Luckily, the more that you build and debug, the better you become at building with a wealth of experience, construction techniques and reusable blueprints. Pretty soon, I had a bustling city of code in my mind.

I had another city somewhere else in my mind. This one, for music. On the surface, its architecture appears far more elaborate than my little Silicon Valley. Upon closer inspection, my buildings lack structure and detail. Roads weren’t so well maintained, leaving large passages blocked by the debris of time.

A sound city, as I’ve learned from my musical mentor Donal Fox, is not just façade and surface brilliance. We start with a solid foundation of rhythm. We must feel what it’s like to be the buildings, as we put them together, piece by piece.

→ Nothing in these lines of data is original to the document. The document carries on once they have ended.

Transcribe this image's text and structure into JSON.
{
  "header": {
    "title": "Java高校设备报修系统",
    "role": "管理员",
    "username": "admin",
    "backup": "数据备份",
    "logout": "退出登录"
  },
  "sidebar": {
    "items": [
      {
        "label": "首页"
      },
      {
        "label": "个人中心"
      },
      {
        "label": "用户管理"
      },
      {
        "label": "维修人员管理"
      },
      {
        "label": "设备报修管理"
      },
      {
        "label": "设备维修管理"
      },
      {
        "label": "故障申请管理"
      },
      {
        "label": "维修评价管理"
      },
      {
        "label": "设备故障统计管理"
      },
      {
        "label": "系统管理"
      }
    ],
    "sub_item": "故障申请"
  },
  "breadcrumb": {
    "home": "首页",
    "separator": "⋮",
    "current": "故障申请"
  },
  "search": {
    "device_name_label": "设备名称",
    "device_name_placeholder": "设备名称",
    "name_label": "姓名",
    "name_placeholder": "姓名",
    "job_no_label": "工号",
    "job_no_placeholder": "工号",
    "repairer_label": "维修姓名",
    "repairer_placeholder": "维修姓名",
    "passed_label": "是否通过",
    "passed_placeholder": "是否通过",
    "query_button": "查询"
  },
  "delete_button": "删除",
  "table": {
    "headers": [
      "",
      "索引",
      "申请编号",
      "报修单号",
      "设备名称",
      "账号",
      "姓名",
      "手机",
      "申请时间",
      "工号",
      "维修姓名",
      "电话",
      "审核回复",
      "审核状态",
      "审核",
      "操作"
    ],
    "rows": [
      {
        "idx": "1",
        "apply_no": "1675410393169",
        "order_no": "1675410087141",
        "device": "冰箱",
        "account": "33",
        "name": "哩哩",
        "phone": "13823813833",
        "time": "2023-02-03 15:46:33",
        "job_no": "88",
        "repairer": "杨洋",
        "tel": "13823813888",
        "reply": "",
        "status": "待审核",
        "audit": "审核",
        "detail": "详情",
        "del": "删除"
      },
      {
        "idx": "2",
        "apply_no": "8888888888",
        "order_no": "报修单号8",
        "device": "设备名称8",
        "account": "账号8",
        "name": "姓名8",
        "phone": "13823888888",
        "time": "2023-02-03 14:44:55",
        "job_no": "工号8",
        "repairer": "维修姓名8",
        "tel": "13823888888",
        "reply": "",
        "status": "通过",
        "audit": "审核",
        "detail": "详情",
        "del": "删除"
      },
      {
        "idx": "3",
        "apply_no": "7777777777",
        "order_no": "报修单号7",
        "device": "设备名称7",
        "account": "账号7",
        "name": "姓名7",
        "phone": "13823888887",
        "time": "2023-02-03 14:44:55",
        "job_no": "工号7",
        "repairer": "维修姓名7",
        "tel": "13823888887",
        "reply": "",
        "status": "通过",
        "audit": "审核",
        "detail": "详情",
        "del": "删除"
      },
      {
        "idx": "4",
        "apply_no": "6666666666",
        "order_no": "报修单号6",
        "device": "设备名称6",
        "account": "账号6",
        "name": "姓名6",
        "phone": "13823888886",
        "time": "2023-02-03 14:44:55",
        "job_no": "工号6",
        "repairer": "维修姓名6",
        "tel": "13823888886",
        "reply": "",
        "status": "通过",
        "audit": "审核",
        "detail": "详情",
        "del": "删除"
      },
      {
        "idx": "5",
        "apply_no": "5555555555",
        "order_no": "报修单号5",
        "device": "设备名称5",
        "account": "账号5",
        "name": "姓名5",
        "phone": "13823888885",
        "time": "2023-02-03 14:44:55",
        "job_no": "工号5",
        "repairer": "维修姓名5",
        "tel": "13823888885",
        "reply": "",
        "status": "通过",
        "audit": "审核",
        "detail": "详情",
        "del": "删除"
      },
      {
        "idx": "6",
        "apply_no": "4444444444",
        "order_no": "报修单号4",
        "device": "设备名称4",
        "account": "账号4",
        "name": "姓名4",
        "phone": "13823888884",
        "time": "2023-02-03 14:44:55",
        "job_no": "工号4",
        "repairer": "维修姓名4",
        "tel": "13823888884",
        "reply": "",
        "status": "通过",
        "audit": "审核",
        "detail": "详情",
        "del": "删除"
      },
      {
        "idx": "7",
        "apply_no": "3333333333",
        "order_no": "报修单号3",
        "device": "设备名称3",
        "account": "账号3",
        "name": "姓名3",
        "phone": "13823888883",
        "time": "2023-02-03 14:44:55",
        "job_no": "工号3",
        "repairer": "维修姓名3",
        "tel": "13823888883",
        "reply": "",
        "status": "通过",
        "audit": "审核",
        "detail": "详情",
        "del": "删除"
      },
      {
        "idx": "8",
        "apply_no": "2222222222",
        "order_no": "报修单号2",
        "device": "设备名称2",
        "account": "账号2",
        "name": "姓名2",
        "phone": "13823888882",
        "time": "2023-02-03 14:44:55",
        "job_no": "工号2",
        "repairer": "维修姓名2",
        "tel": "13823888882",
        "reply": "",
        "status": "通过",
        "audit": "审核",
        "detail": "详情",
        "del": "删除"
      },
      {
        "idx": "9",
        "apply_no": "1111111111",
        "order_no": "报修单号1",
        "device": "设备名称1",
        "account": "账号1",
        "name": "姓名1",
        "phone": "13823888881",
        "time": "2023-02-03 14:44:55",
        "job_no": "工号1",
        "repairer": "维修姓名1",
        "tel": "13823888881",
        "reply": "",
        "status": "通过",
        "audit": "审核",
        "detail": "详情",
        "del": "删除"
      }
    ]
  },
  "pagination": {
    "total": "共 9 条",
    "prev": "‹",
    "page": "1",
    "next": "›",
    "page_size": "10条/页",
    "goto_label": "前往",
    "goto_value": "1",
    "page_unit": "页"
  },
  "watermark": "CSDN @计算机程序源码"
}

When something doesn’t quite fit, we don’t just repeatedly bash it with a blunt hammer, hoping to smooth away the mistake in the practice room. Rather, we have to go inside and inspect the structure to figure out the root cause. As performers, we make buildings and cities to give tours. We need to navigate the streets and structures in real time, channeling the atmosphere through our bodies to transport the audience.

Luckily, the more that you build and maintain, the more that you have ready to share, even at a moment’s notice. It might occur to you that my descriptions of programming the computer and playing the piano sound awfully similar. That’s no accident. I don’t mean to imply that the two are exactly the same task. Rather, the process of putting together a computer program and the process of putting together a concert program do share some striking similarities.

I didn’t always think in this way. When I first started to play the piano, I worked very hard but only stayed on the surface. Learning to program gave me a valuable set of tools that only stayed within its domain. It wasn’t until I revisited the world of music in conjunction with explorations in human-computer interaction did I begin to build bridges between the two realms.

Seeing connections between the disparate domains has really deepened my understanding of both. It’s had a profound influence in the sorts of projects I invent and implement. Like these guys, that convey a feeling of rhythm and phrase rooted in body, giving you a deeper understanding than what’s written in the score.
Enough about me and my project right now. Think about something that you know well, a set of skills in a domain that you love. These aren’t just skills in and of themselves, but an arsenal of tools and metaphors to apply to every new thing you encounter. In other words, everything you know well is a thriving city in the mind with resources to help you expand to new territories.

When our diverse cities start coming together, we start to see emerged solutions to problems previously thought unanswerable. That’s because constructing cities and connecting them across wide terrains is just how our creative minds come to be.

This metaphor of invisible cities of the mind gives us a framework with which to reconsider how we learn, as well as how to reshape institutions for deeper, more creative learning. A sort of learning rooted in our personal metaphors that’s more than just surface correctness and with the ability to see and act upon unlikely connections between and beyond the disciplines.

At this point in my tour, I’ve now taken you to an open edge of my cities, where structures and connections are still waiting to be built. Here, I will leave you with one final open question. How can we help each other construct the cities of our creative minds? Thank you.